The SDS–PAGE and CD kinetic data exhibit multiphasic behavior, indicating a complex folding mechanism. A lag phase becomes apparent under the slower folding conditions; this typically indicates a multistep reaction. In addition, an intermediate conformation is populated in diC14PC at 24 °C, as evidenced by the intensity of the CD signal decreasing to a more negative value before increasing to the final signal corresponding to the native amount of β-sheet structure. The other CD curves decrease directly to the final value, but this does not necessarily mean that the same intermediate is not populated under those conditions as well. It is likely that the accelerated kinetics at 24 °C result in more rapid formation of the intermediate, allowing it to build up and influence the observed signal. At the higher temperatures and in diC13PC, the intermediate may be formed slowly enough that it is subsequently converted to the next conformation before it can build up enough to impact the CD signal. This slowed reaction step could also be inducing the lag phase in the SDS–PAGE data. Further investigation into the conformation of the proposed folding intermediate and the details of the OmpA β-barrel folding pathway will be reported in a separate manuscript.

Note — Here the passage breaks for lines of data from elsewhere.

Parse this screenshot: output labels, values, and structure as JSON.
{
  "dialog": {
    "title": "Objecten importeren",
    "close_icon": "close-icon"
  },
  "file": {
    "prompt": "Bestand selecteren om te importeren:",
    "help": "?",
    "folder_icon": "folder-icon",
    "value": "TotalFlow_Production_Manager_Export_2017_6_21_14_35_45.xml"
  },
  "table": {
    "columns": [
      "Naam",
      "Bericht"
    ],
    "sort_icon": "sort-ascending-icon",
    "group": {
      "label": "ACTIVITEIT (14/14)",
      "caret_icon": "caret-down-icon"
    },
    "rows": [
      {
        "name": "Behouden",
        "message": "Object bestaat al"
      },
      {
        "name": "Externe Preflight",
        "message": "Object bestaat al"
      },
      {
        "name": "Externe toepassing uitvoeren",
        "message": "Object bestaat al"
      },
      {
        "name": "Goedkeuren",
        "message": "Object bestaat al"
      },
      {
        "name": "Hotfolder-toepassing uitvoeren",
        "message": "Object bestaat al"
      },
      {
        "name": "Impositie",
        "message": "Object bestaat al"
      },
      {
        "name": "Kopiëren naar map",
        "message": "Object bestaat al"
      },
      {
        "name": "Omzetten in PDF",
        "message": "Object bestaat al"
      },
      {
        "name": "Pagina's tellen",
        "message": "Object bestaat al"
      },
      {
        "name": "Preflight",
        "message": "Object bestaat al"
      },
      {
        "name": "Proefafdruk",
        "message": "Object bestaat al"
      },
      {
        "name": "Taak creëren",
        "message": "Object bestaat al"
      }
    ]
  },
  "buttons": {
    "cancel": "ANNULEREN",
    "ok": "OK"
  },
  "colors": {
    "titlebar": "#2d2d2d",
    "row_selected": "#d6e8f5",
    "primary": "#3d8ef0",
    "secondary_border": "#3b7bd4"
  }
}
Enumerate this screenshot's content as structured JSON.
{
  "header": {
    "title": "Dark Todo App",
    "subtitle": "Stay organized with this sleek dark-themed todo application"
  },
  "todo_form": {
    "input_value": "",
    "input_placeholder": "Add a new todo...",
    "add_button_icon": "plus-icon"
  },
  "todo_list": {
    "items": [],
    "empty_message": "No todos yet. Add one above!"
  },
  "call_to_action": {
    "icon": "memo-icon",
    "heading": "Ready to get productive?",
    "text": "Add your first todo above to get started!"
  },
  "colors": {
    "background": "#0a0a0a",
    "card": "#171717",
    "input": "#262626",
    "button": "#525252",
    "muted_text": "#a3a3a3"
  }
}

We propose that the acceleration of OmpA β-barrel folding measured by SDS–PAGE and CD at the transition temperature for diC14PC is due to a higher incidence of bilayer defects occurring during the transformation between phases. Atomic force microscopy and Monte Carlo simulations have shown that at the Tm there is extensive coexistence of separate domains of each lipid phase.[17−19] These domains have significantly different hydrophobic thicknesses, resulting in incompatibilities in molecular packing and hydrophobic matching, and therefore greater fluctuations and an increased incidence of defect and pore formation at domain interfaces.[17,20] Experimental support for such behavior comes from the observations that lipid bilayers have the greatest permeability to small solutes[20] and exhibit ion conductivity at the phase transition temperature.[24]

A key aspect of OMP assembly is that the β-barrel must insert across the hydrophobic core of the bilayer. Our data demonstrate that OMPs utilize bilayer defects in their folding and insertion process; thus, the fastest folding will occur in the most defect-prone bilayers. In addition to advancing our understanding of the intrinsic OMP β-barrel folding pathway, these observations also have important implications for elucidating the biological process of OMP assembly and the role of folding factors in the cell. In fact, recent evidence has suggested that one function of the BAM complex is to create local defects in the membrane and thus facilitate OMP folding,[7] and our results support this proposal.